No sabía sobre qué escribir. Y me dijeron que pensase en cosas que me daban miedo, como Carrie Bradshaw en Sexo en Nueva York.
Son muchas, pienso ahora. Por eso, a modo de estrechar el círculo, quiero escribir sobre un miedo que nos une a muchos y muchas jóvenes y jóvenas. Y ya de paso, intentaré calmar mis ansiedades escudándome en el mal de muchos (consuelo de tontos).
Pertenecemos, yo y muchos de aquellos a quienes está dirigida esta misiva, a la generación que creció con Vicky Bikingoa, Punky Brewster y Leticia Sabater y su muchísima marcha, entre otros muchos. Toda nuestra vida pasada fue una escalada hacia el progreso. Tuvimos un walkman primero (que casi no abarcábamos a coger con nuestras pequeñas manos), un discman unos años más adelante y de ahí pasamos a los mp3 y 4, Ipods y demás historias después. Conocimos, y usamos hasta la saciedad, los pantalones de campana que cubrían todo el zapato y llegábamos a casa caladas hasta las rodillas para disgusto de madres e incomodidad y frío de nuestros pies. Las Spice Girls y los Backstreet Boys fueron los protagonistas de los primeros posters que colgamos en nuestras habitaciones y Titanic fue la primera película para adultos que nos dejaron ver en el cine. El 11 de Septiembre de 2001, niños, pero suficientemente adultos, comprendimos que el mundo era complejo, duro y cruel y, para muchos, fue la primera vez que entendimos que el destino y la suerte son cosas inciertas e intangibles que quedaban fuera de nuestro control.
Sin embargo, no es esto por lo que nos recordará la historia. Y aquí es donde entra en juego uno de mis miedos.
Muchos, acompañados por la suerte de haber nacido y crecido en familias de clase media, hijas e hijos de las parejas progres formadas durante los años de la transición y la movida, hemos tenido la suerte de haber podido acceder a la universidad. Prosperar en la vida era algo que se daba por supuesto, mejorar a los que nos precedieron y dejar nuestra pequeña huella en los anales de la historia. Como, por ejemplo, ser la generación más y mejor formada que nunca ha existido, haber alcanzado porcentajes históricos en el número de mujeres que acceden a estudios superiores o, cada vez más, haber disfrutado de estancias largas en el extranjero para formarnos (y ya de paso también engordar nuestros currículum y poder avanzar hacia ese futuro brillante que todos auguraban para nosotros mientras crecíamos entre algodones.
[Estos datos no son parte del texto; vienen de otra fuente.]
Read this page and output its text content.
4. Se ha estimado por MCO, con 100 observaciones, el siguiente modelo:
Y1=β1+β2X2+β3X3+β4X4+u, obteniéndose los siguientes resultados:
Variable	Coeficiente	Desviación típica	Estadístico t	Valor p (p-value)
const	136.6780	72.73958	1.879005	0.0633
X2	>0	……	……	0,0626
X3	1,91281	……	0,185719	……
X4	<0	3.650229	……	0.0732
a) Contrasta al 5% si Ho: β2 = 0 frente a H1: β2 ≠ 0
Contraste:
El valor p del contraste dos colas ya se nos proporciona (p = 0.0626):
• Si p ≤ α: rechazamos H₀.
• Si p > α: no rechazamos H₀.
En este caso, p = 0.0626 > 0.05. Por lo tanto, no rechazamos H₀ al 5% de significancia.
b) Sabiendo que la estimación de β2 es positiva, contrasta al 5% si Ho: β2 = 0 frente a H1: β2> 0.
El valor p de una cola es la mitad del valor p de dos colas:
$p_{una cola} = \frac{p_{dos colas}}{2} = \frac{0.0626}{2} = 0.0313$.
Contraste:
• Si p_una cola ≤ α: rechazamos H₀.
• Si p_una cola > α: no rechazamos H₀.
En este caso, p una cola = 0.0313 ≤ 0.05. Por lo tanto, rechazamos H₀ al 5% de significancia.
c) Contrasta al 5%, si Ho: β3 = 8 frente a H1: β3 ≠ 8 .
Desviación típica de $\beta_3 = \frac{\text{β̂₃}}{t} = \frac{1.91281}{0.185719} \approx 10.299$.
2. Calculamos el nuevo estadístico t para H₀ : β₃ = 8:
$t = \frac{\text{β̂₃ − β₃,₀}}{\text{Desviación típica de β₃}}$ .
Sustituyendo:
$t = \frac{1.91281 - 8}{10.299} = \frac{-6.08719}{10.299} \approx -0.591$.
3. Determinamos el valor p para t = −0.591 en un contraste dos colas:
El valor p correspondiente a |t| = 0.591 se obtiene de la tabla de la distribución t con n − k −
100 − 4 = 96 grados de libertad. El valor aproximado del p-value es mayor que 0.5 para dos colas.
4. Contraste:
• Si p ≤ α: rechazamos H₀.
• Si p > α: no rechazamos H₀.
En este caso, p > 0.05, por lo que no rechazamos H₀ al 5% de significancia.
Pero no será esto por lo que seremos recordados, sino por ser una generación de fracasados. Por ser los campeones de Europa en paro juvenil con un nada desdeñable 55% (tirando por lo bajo) de desempleo.
Es normal que estemos enfadados. Hemos hecho todo lo que nos dijeron que debíamos hacer para alcanzar el éxito. Teníamos un plan trazado a la perfección. Acabar el instituto, hacer una carrera, ponernos a trabajar, comprar una casa, encontrar un compañero de vida y el vestido de novia ideal…todo para conseguir el pack completo del sistema hetero-patriarcal, capitalista, que domina todos los ámbitos de nuestra vida. Lo hemos hecho bien, tras un intervalo de tiempo de entre 4 y 9 años (dependiendo de las facultades, interés y estudios de cada cual), tenemos un título bajo el brazo, pero, cuando nos hemos dispuesto a buscar trabajo, con lo que nos hemos encontrado ha sido con los compañeros de clase en la cola de Lanbide. Nos hemos dado de bruces contra un muro de corrupción y nuestros sueños han salido volando junto con la burbuja inmobiliaria. Nosotros, víctimas de las circunstancias, férreos defensores de la vida fácil que han construido para nosotros, hemos fracasado.
Ante tal frustración y para calmar nuestras ansiedades hemos comenzado la búsqueda sin tregua de culpables. En mi lista negra no se salva nadie: el Gobierno, como último responsable de nuestra educación y primero de la crisis económica; las propias universidades y demás centros educativos, por habernos dejado en bragas; la televisión, la sociedad y Hollywood, por habernos vendido humo y habernos hecho creer que la felicidad sólo la alcanzaríamos mediante el modelo que ellos creyeran conveniente; nuestros propios familiares y amigos, por estar metidos hasta la frente en el fango de este gran engaño; y, finalmente, nosotros mismos, por no tomar el toro por los cuernos.
Y a mí me da miedo. Me da miedo quedarme paralizada y resentida con los supuestos culpables, en lugar de coger mi título universitario (que no sé si de algo me servirá), meterlo en la mochila y comenzar a caminar y a construir mi propia vida. Tal y como venga.